Al contrario, ne aumenta il valore! Il valore della caducità è un valore di rarità nel tempo. La limitazione della possibilità di godimento aumenta il suo pregio. Era incomprensibile, dissi, che il pensiero della caducità del bello dovesse turbare la nostra gioia al riguardo. Quanto alla bellezza della natura, essa ritorna, dopo la distruzione dell’inverno, nell’anno nuovo, e questo ritorno, in rapporto alla durata della nostra vita, lo si può dire un ritorno eterno. Nel corso della nostra esistenza, vediamo svanire per sempre la bellezza del corpo e del volto umano, ma questa breve durata aggiunge a tali attrattive un nuovo incanto. Se un fiore fiorisce una sola notte, non perciò la sua fioritura ci appare meno splendida.

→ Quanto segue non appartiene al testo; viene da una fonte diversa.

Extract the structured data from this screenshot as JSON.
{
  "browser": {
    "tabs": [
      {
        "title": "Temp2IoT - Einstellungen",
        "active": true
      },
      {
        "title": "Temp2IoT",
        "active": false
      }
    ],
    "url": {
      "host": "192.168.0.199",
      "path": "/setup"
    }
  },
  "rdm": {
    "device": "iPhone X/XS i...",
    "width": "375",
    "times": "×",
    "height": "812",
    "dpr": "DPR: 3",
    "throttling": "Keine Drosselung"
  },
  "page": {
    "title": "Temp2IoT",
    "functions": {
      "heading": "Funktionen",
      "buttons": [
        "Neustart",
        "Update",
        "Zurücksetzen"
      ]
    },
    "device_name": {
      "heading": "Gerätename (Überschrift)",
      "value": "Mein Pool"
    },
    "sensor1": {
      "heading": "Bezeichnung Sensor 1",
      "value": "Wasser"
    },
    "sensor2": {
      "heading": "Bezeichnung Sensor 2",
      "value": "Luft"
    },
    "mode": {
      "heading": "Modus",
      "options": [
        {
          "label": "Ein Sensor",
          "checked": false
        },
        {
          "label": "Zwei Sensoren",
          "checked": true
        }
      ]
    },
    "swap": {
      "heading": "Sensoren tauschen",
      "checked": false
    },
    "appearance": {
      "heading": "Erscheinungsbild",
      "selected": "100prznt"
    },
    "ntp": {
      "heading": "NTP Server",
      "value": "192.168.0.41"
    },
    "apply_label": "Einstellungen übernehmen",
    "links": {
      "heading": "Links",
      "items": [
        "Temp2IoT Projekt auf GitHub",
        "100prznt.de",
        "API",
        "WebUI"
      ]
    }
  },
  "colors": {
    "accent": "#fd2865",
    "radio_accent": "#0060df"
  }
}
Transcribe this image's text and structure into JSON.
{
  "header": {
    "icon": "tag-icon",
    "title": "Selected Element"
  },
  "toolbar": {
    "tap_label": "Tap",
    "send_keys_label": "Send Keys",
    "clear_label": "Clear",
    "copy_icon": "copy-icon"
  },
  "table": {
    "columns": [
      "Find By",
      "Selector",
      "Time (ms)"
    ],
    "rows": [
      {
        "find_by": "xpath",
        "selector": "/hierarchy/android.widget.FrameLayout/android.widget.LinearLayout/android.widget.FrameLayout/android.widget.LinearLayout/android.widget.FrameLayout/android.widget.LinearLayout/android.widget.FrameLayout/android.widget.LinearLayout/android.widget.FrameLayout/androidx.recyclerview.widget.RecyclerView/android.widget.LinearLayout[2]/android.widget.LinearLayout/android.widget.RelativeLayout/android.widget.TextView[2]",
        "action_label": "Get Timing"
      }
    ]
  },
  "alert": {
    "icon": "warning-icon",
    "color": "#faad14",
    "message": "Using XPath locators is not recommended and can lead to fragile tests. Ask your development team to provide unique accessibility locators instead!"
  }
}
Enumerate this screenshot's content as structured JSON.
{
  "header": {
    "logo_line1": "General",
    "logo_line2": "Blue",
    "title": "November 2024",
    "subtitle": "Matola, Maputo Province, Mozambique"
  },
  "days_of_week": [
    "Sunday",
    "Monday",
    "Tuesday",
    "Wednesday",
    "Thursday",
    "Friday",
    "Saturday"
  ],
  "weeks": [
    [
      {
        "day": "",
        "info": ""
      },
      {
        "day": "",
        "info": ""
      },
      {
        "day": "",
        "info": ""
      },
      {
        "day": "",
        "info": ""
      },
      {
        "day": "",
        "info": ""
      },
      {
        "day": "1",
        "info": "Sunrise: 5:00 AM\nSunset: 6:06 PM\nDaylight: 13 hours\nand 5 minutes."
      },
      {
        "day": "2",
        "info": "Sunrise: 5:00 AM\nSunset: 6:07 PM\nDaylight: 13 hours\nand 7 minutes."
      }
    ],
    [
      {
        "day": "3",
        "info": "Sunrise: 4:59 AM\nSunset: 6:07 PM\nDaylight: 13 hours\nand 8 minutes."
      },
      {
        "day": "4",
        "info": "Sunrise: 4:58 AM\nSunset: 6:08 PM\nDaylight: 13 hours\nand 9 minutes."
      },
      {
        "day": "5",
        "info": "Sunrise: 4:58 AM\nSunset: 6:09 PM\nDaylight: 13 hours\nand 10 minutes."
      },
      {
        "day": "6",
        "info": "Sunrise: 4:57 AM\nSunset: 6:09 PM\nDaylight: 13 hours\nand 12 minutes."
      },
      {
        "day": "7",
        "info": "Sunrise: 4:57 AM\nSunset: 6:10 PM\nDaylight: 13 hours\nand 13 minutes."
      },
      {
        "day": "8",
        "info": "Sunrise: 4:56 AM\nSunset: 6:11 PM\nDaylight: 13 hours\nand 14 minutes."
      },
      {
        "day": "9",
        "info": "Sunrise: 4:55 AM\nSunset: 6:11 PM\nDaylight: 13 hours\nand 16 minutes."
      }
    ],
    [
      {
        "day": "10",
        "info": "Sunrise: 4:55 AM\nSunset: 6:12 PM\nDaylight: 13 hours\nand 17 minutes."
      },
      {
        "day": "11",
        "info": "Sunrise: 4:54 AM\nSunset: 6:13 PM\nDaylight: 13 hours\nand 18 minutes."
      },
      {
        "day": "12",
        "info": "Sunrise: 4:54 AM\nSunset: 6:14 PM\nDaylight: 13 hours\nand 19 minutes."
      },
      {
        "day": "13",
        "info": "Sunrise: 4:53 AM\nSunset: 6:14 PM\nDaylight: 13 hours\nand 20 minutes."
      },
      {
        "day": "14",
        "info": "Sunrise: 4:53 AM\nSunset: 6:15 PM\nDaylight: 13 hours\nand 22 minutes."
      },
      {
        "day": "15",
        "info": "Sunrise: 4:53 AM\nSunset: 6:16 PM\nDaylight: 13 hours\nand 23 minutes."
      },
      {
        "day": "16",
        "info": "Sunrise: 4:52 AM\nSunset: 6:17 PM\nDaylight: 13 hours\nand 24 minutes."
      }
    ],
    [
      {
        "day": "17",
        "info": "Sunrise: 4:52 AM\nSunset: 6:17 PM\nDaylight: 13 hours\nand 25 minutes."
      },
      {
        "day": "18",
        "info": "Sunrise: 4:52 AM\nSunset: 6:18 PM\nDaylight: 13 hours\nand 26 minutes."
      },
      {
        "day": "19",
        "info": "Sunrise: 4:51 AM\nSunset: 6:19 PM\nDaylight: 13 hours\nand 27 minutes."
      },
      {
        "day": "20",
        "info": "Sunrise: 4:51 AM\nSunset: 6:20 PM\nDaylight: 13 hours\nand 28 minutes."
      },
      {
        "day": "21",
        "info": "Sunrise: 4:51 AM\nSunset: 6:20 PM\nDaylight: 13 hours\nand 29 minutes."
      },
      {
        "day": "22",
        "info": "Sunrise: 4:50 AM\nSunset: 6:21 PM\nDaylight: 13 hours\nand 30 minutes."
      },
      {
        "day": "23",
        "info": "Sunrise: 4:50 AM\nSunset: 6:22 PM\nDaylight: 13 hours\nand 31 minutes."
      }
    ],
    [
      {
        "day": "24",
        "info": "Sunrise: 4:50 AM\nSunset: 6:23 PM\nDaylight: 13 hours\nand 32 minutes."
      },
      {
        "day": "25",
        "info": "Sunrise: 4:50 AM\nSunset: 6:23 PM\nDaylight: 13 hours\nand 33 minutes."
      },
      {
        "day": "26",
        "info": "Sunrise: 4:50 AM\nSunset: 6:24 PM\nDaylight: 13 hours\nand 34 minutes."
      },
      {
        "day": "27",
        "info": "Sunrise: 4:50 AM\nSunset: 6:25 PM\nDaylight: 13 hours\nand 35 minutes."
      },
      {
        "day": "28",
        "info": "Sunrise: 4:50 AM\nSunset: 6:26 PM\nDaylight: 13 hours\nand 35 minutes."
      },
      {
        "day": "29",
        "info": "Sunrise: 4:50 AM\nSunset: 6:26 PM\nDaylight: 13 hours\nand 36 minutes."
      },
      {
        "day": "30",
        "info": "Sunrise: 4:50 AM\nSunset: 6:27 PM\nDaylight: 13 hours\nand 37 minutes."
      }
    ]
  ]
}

E così pure non riuscivo a vedere come la bellezza e la perfezione dell’opera d’arte o della creazione intellettuale dovessero essere svilite dalla loro limitazione temporale. Potrà venire un tempo in cui i quadri e le statue che oggi ammiriamo saranno caduti in pezzi, o una razza umana dopo di noi che non comprenderà più le opere dei nostri poeti e dei nostri pensatori, o addirittura un’epoca geologica in cui ogni forma di vita sulla terra sarà scomparsa: il valore di tutta questa bellezza e perfezione è determinato soltanto dal suo significato per la nostra sensibilità viva, non ha bisogno di sopravviverle e per questo è indipendente dalla durata temporale assoluta.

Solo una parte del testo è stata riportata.